The Black Death: Natural and Human Disaster in Medieval Europe by Robert S. Gottfried, Copyright 1983 The Free Press
The Black Death seems to have killed most of Europe, mainly in the middle of the fourteenth century.
First paragraph:
Like all infectious diseases, the Black Death has a natural history and can be properly understood only in that context. First, there is environment. Anyone traveling through Europe today would find it hard to imagine what the continent looked like a thousand years ago. There were no sprawling urban and industrial complexes, the outstanding characteristic of the last century, and surprisingly few towns of any size. Towns were usually far apart, located next to the sea or astride great rivers. By the middle of the twelfth century, a few urban centers in Italy and the Netherlands, and perhaps Paris, had fifty thousand or more people, but most claimed a thousand or so inhabitants. Nine out of ten Europeans lived in still smaller settlements, nucleated villages or hamlets of a few hundred people, fifteen to twenty miles apart. Both town and village were small and cramped, with woefully inadequate sanitation and transportation facilities. Ironically, in the confines of their small but isolated settlements, most people lived close together and had little privacy.
This book is information-dense. The first third feels like a list: placename, years, mortality. Endnotes abound. Then the next third seems to be scattershot, delving deeply into a few areas, such as Wales, or monks, or Middle East. Overall it's a good source, but has certain kinds of weaknesses: early on I noticed words, such as "epizootic" and "concomitant" were used a lot. A lot. Also, the contemporary sources are nearly all debunked, without alternative sources (e.g., someone wrote that 60,000 students at Oxford died (sourced), and the author writes that Oxford only had 2,000 students (not sourced)). And, the text of the book refers several times to how it informs us of the roles of climate and nutrition, but doesn't actually have much on either topic. Finally (maybe this is normal), the extensive endnotes and bibliography refer to works by Gottfried -- he used himself as a source.
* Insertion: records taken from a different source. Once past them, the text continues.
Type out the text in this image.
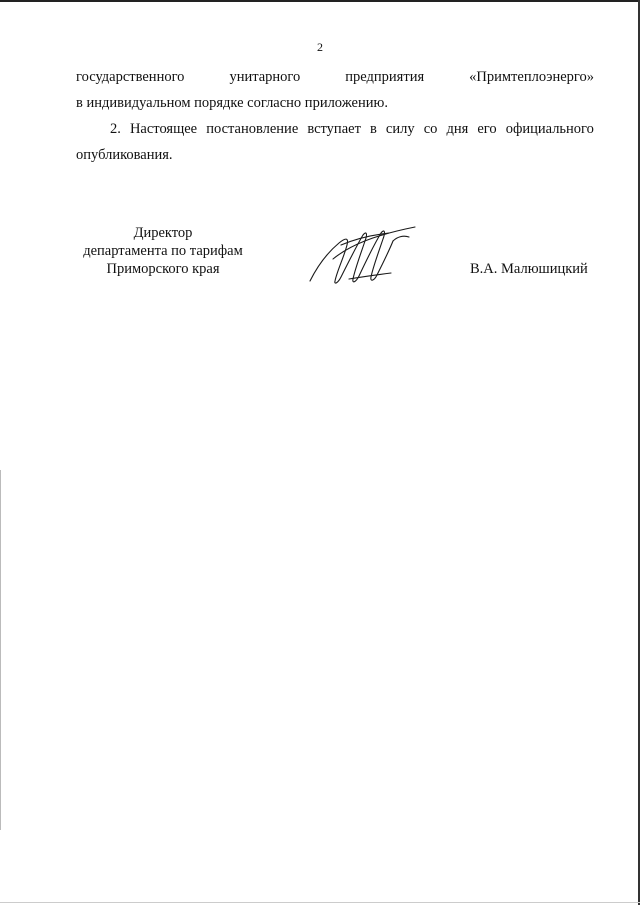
2
государственного	унитарного	предприятия	«Примтеплоэнерго»
в индивидуальном порядке согласно приложению.
2. Настоящее постановление вступает в силу со дня его официального
опубликования.
Директор
департамента по тарифам
Приморского края	В.А. Малюшицкий
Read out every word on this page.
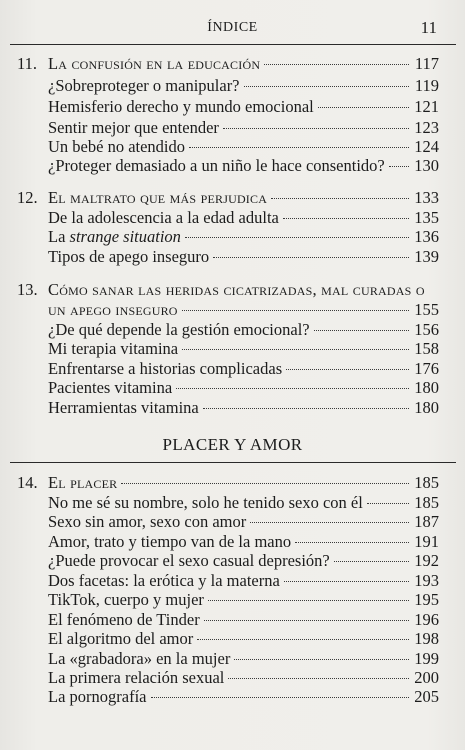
ÍNDICE	11
11. La confusión en la educación	117
¿Sobreproteger o manipular?	119
Hemisferio derecho y mundo emocional	121
Sentir mejor que entender	123
Un bebé no atendido	124
¿Proteger demasiado a un niño le hace consentido? 130
12. El maltrato que más perjudica	133
De la adolescencia a la edad adulta	135
La strange situation	136
Tipos de apego inseguro	139
13. Cómo sanar las heridas cicatrizadas, mal curadas o
un apego inseguro	155
¿De qué depende la gestión emocional?	156
Mi terapia vitamina	158
Enfrentarse a historias complicadas	176
Pacientes vitamina	180
Herramientas vitamina	180
PLACER Y AMOR
14. El placer	185
No me sé su nombre, solo he tenido sexo con él	185
Sexo sin amor, sexo con amor	187
Amor, trato y tiempo van de la mano	191
¿Puede provocar el sexo casual depresión?	192
Dos facetas: la erótica y la materna	193
TikTok, cuerpo y mujer	195
El fenómeno de Tinder	196
El algoritmo del amor	198
La «grabadora» en la mujer	199
La primera relación sexual	200
La pornografía	205
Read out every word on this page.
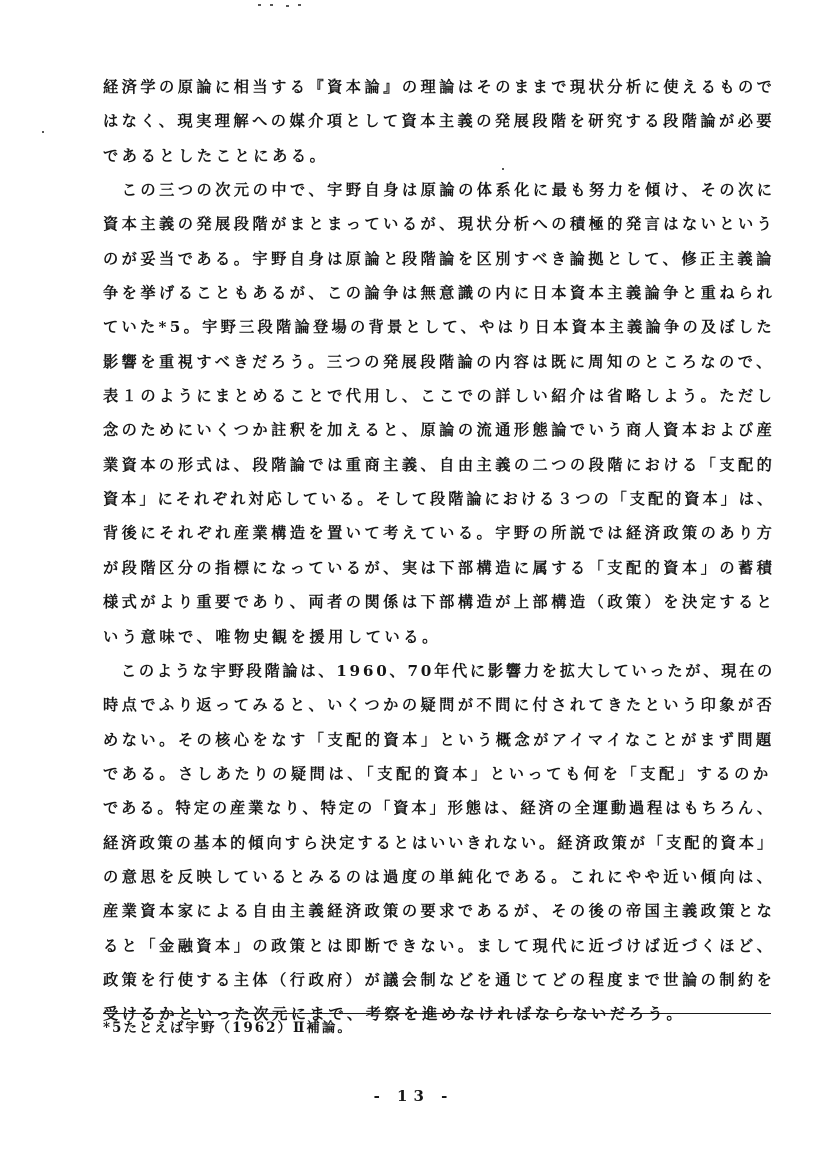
経済学の原論に相当する『資本論』の理論はそのままで現状分析に使えるもので
はなく、現実理解への媒介項として資本主義の発展段階を研究する段階論が必要
であるとしたことにある。
　この三つの次元の中で、宇野自身は原論の体系化に最も努力を傾け、その次に
資本主義の発展段階がまとまっているが、現状分析への積極的発言はないという
のが妥当である。宇野自身は原論と段階論を区別すべき論拠として、修正主義論
争を挙げることもあるが、この論争は無意識の内に日本資本主義論争と重ねられ
ていた*5。宇野三段階論登場の背景として、やはり日本資本主義論争の及ぼした
影響を重視すべきだろう。三つの発展段階論の内容は既に周知のところなので、
表１のようにまとめることで代用し、ここでの詳しい紹介は省略しよう。ただし
念のためにいくつか註釈を加えると、原論の流通形態論でいう商人資本および産
業資本の形式は、段階論では重商主義、自由主義の二つの段階における「支配的
資本」にそれぞれ対応している。そして段階論における３つの「支配的資本」は、
背後にそれぞれ産業構造を置いて考えている。宇野の所説では経済政策のあり方
が段階区分の指標になっているが、実は下部構造に属する「支配的資本」の蓄積
様式がより重要であり、両者の関係は下部構造が上部構造（政策）を決定すると
いう意味で、唯物史観を援用している。
　このような宇野段階論は、1960、70年代に影響力を拡大していったが、現在の
時点でふり返ってみると、いくつかの疑問が不問に付されてきたという印象が否
めない。その核心をなす「支配的資本」という概念がアイマイなことがまず問題
である。さしあたりの疑問は、「支配的資本」といっても何を「支配」するのか
である。特定の産業なり、特定の「資本」形態は、経済の全運動過程はもちろん、
経済政策の基本的傾向すら決定するとはいいきれない。経済政策が「支配的資本」
の意思を反映しているとみるのは過度の単純化である。これにやや近い傾向は、
産業資本家による自由主義経済政策の要求であるが、その後の帝国主義政策とな
ると「金融資本」の政策とは即断できない。まして現代に近づけば近づくほど、
政策を行使する主体（行政府）が議会制などを通じてどの程度まで世論の制約を
受けるかといった次元にまで、考察を進めなければならないだろう。
*5たとえば宇野（1962）Ⅱ補論。
- 13 -
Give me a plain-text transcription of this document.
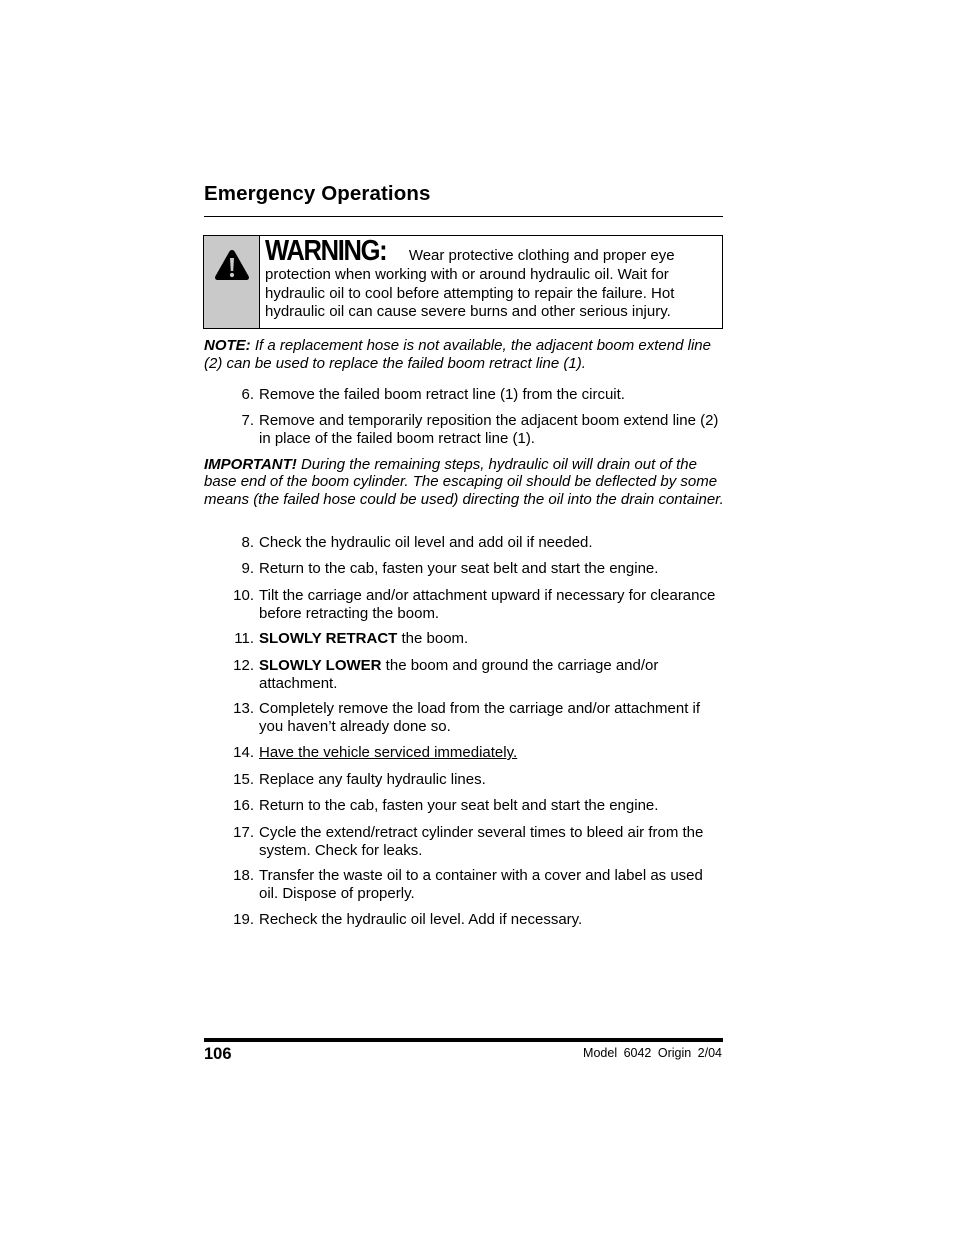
Emergency Operations
WARNING: Wear protective clothing and proper eye protection when working with or around hydraulic oil. Wait for hydraulic oil to cool before attempting to repair the failure. Hot hydraulic oil can cause severe burns and other serious injury.

NOTE: If a replacement hose is not available, the adjacent boom extend line (2) can be used to replace the failed boom retract line (1).

6. Remove the failed boom retract line (1) from the circuit.
7. Remove and temporarily reposition the adjacent boom extend line (2) in place of the failed boom retract line (1).

IMPORTANT! During the remaining steps, hydraulic oil will drain out of the base end of the boom cylinder. The escaping oil should be deflected by some means (the failed hose could be used) directing the oil into the drain container.

8. Check the hydraulic oil level and add oil if needed.
9. Return to the cab, fasten your seat belt and start the engine.
10. Tilt the carriage and/or attachment upward if necessary for clearance before retracting the boom.
11. SLOWLY RETRACT the boom.
12. SLOWLY LOWER the boom and ground the carriage and/or attachment.
13. Completely remove the load from the carriage and/or attachment if you haven’t already done so.
14. Have the vehicle serviced immediately.
15. Replace any faulty hydraulic lines.
16. Return to the cab, fasten your seat belt and start the engine.
17. Cycle the extend/retract cylinder several times to bleed air from the system. Check for leaks.
18. Transfer the waste oil to a container with a cover and label as used oil. Dispose of properly.
19. Recheck the hydraulic oil level. Add if necessary.
106	Model 6042 Origin 2/04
Despite the book's faults, it's an amazing topic. Lots of people died. The Black Death certainly changed progress, church, medicine and architecture. I'm sure it changed a lot more, too, but those are areas of human interest that, as far as history is concerned, may as well have stayed the same from 1250 to the Renaissance.
I was particularly interested in the "laicitization" or secularization of Europe. Here was a time when much of the Catholic church moved or died. The book doesn't say it, but I think it's because those ordained cared for the sick, and the sick were contagious. My conjecture: the church allowed the laity to perform acts, such as extreme unction, due to lack of priests. The populace began things, such as flagellation, pogroms, and church rebellion, because they'd become tremendously religious, but without leaders.
Not my conjecture, but Gottfried's, as food became plentiful and labor became expensive (New Orleans, anyone?), the manorial lords lost their local power, and the national kings became very powerful, changing the role of landlords and national boundaries.
Overall, a good read -- although I better enjoy the kind of narrative history revising done by the likes of Simon Winchester and Thomas Cahill.